If you are thinking about a career switch into nonprofit management, this article offers a wealth of information and perhaps a red flag on the difficulties of leadership roles in the sector. Before you apply for jobs, if you are transitioning from business to nonprofit, heed the advice of this career coach: 5-Mistakes To Avoid If You Want a Nonprofit Job.
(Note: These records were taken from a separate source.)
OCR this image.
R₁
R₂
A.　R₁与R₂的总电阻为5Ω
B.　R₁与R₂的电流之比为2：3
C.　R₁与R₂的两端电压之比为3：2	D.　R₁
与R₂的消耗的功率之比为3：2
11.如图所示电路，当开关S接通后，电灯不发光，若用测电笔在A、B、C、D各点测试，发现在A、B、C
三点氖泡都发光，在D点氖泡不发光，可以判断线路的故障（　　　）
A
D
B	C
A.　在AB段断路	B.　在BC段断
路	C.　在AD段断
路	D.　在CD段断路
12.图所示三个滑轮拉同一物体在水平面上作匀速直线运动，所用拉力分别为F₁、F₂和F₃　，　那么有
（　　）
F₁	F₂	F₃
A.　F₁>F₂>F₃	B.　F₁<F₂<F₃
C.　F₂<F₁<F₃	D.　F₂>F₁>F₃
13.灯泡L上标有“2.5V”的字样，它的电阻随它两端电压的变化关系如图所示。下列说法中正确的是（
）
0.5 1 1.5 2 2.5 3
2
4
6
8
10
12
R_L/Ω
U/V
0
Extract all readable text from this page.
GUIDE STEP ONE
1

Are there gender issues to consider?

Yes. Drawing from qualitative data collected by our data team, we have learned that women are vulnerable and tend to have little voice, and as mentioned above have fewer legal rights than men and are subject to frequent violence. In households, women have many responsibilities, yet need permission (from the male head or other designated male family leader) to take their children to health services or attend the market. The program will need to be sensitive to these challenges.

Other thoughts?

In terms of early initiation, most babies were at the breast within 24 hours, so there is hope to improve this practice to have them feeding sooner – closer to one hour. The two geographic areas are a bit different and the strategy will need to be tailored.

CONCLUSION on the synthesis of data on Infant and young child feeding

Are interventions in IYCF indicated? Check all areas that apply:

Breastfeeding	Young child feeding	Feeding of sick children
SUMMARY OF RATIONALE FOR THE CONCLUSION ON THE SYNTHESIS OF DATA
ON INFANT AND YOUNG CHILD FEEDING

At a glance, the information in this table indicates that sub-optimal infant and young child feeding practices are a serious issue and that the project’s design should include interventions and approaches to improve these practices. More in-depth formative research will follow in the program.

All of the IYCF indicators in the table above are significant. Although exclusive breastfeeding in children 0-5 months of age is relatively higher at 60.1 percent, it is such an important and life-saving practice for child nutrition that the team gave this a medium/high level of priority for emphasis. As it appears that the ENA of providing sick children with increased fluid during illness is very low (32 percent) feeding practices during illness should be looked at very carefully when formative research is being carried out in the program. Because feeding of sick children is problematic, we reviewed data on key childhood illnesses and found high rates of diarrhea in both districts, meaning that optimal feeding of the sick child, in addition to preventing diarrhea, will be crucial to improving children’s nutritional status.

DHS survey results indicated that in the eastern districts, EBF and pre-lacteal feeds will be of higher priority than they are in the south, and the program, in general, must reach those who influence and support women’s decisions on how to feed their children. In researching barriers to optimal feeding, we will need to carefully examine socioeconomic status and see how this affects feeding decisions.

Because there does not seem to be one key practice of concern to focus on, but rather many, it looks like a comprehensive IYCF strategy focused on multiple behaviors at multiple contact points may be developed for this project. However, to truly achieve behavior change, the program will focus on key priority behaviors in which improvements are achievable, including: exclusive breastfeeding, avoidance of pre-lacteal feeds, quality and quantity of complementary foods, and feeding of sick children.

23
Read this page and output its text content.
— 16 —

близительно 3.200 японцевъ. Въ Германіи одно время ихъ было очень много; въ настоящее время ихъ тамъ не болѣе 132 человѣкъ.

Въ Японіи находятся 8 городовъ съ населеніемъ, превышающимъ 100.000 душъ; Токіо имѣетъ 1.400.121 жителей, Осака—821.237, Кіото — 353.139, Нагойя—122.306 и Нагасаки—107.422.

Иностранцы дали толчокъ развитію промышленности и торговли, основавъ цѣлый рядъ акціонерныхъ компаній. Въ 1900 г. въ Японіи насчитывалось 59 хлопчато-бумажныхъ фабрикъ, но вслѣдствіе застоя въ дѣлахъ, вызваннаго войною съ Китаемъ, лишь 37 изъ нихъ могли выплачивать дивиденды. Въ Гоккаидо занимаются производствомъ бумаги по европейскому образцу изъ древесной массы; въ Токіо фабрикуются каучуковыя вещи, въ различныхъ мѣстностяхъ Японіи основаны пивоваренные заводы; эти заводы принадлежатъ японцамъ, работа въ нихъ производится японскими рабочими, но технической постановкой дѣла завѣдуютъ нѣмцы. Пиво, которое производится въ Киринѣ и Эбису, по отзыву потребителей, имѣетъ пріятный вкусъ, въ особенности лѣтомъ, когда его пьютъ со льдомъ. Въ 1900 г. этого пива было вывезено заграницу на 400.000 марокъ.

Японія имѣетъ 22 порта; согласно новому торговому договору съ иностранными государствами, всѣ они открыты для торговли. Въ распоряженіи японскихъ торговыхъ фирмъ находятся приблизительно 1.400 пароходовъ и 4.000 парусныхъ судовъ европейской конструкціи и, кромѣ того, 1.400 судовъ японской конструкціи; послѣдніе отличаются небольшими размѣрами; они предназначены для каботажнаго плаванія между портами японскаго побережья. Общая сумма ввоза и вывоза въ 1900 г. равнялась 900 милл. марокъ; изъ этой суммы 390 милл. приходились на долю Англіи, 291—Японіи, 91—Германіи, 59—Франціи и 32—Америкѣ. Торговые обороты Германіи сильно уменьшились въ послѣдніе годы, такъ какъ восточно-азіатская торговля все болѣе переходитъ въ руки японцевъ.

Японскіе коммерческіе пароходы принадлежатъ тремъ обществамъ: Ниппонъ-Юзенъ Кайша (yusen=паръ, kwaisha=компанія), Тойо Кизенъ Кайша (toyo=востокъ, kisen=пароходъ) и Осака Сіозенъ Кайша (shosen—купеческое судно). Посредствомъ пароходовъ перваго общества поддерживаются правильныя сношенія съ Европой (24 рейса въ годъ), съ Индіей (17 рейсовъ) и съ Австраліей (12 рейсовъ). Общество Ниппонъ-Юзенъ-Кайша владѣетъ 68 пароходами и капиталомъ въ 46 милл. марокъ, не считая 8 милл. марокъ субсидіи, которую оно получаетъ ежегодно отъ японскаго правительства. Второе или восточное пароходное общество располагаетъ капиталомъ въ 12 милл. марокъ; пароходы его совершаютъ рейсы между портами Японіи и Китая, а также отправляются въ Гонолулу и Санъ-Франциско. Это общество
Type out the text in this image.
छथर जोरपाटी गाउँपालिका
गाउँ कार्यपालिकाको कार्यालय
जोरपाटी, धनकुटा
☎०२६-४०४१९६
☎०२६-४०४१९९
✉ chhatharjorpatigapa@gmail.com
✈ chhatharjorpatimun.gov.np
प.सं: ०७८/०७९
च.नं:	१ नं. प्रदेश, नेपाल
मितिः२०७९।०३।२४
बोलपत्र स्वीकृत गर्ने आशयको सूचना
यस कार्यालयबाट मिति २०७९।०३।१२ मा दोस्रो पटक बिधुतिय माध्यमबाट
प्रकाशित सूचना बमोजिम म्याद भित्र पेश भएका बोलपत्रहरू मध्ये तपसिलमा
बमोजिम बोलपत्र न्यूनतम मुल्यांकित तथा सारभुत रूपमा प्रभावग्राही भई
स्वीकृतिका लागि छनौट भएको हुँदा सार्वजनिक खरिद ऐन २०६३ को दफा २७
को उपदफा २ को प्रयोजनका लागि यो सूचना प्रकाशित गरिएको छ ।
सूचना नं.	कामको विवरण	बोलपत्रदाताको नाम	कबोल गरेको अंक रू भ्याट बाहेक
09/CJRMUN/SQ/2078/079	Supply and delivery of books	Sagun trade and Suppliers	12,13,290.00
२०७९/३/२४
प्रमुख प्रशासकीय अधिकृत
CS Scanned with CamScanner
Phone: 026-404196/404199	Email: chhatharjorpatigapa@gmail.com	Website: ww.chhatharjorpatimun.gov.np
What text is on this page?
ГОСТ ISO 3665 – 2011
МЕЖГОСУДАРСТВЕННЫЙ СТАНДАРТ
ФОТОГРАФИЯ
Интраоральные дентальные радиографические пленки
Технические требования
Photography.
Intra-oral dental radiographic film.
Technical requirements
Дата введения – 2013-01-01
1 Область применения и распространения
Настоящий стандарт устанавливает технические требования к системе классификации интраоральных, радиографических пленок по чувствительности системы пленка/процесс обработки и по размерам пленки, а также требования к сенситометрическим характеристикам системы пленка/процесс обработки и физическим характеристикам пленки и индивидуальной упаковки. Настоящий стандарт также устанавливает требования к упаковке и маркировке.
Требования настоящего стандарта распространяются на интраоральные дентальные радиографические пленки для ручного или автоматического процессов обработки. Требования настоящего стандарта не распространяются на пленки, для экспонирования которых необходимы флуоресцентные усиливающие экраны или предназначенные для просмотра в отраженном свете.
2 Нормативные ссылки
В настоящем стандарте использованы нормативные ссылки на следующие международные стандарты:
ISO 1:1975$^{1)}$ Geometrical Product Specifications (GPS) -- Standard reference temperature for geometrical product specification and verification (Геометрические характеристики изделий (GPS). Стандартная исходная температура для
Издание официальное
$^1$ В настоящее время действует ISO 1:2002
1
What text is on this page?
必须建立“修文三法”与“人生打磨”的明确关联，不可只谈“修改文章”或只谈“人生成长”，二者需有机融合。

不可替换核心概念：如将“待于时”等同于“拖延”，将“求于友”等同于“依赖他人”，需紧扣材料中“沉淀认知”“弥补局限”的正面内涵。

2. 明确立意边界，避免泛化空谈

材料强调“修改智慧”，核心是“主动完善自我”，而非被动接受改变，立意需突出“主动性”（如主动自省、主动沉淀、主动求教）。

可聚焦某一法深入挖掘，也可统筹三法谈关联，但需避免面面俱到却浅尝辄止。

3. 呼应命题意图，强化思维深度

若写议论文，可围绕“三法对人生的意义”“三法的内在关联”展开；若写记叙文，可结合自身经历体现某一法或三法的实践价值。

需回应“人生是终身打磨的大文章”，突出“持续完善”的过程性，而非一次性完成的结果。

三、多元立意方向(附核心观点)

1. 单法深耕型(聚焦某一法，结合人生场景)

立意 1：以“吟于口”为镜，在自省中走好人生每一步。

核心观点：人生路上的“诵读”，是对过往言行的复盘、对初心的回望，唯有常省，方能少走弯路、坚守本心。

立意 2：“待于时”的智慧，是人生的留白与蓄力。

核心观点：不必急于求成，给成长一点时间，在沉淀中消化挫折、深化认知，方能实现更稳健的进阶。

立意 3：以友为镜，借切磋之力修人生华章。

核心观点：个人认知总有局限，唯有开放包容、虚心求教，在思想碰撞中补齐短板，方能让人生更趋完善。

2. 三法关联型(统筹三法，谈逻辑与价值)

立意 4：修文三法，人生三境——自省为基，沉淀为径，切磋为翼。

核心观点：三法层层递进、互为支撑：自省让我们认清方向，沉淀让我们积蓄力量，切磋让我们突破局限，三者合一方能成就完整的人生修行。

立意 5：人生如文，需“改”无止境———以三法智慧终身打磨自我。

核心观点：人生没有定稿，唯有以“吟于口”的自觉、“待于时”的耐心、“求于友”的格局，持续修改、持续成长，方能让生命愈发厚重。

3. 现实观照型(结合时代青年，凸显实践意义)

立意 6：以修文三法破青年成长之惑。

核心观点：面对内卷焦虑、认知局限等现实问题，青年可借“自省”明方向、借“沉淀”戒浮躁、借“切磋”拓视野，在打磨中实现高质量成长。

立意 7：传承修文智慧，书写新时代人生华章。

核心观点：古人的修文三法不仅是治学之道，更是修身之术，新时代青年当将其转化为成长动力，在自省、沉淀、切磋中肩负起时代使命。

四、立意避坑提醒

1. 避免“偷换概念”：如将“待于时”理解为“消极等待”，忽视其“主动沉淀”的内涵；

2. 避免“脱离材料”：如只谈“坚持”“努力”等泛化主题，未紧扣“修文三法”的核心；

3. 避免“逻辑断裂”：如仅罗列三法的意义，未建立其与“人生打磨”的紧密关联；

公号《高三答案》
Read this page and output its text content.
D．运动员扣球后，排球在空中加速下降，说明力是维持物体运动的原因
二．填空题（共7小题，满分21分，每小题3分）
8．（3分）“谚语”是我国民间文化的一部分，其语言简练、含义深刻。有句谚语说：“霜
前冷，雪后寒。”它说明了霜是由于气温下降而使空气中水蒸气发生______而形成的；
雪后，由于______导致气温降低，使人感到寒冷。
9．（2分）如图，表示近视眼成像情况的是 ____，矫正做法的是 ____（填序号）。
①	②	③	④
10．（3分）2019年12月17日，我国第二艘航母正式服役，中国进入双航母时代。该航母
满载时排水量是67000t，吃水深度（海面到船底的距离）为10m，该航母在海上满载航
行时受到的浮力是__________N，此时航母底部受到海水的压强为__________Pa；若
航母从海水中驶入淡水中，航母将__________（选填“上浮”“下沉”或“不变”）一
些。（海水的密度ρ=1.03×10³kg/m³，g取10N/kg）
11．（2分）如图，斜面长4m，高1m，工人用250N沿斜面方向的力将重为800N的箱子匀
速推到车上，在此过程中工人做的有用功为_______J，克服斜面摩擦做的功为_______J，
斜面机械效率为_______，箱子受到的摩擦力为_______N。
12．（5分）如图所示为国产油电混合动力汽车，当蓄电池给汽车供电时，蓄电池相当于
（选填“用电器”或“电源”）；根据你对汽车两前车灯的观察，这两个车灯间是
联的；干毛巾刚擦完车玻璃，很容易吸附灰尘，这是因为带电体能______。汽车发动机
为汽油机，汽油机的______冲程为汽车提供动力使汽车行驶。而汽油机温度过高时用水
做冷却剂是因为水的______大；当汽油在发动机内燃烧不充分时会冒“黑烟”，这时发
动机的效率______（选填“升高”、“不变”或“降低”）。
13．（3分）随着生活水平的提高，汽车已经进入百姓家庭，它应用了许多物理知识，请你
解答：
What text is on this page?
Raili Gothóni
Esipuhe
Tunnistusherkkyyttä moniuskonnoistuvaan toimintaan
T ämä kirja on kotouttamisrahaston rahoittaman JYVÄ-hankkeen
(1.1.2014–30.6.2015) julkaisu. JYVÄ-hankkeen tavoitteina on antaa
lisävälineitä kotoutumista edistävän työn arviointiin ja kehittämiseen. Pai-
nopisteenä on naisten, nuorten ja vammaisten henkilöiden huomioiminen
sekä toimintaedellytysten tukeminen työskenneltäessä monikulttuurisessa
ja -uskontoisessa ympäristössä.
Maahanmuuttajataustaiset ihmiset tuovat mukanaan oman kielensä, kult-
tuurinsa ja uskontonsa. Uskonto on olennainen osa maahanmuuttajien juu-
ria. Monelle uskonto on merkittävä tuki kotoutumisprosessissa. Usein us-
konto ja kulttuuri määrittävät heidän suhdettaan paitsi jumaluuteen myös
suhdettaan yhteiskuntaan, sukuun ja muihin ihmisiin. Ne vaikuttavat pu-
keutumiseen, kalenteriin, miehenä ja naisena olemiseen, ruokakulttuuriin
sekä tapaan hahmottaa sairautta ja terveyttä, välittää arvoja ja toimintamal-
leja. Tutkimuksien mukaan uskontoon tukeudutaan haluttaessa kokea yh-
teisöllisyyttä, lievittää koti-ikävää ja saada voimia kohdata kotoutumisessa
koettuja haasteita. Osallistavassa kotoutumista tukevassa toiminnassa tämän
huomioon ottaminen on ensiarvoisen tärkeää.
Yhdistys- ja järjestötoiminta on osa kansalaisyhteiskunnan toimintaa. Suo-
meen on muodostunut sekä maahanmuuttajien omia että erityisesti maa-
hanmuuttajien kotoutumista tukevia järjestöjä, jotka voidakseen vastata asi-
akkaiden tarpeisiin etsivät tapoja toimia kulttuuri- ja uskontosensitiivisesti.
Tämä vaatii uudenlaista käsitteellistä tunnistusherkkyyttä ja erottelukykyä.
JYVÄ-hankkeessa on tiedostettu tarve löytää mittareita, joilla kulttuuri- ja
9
In Washington State and throughout the West and Northwest, there are academic programs that prepare people for leadership roles in the nonprofit sector. Some, like at Seattle University, are stand alone programs. Others are offerings within business schools, and still other academic options are provided within public administration programs, like at the University of Washington. Check out options in the Educational Programs & Resource Centers category, or area of expertise, on our Consultants & Other Nonprofit Specialists page.
If you are looking for information to tell you what the comparable salaries and benefits are for executives and dozens of other common positions, the definitive guide, the Nonprofit Wage and Benefit Survey, is developed by Archbright. The data is primarily from King, Pierce, and Snohomish Counties, but includes other WA State counties as well.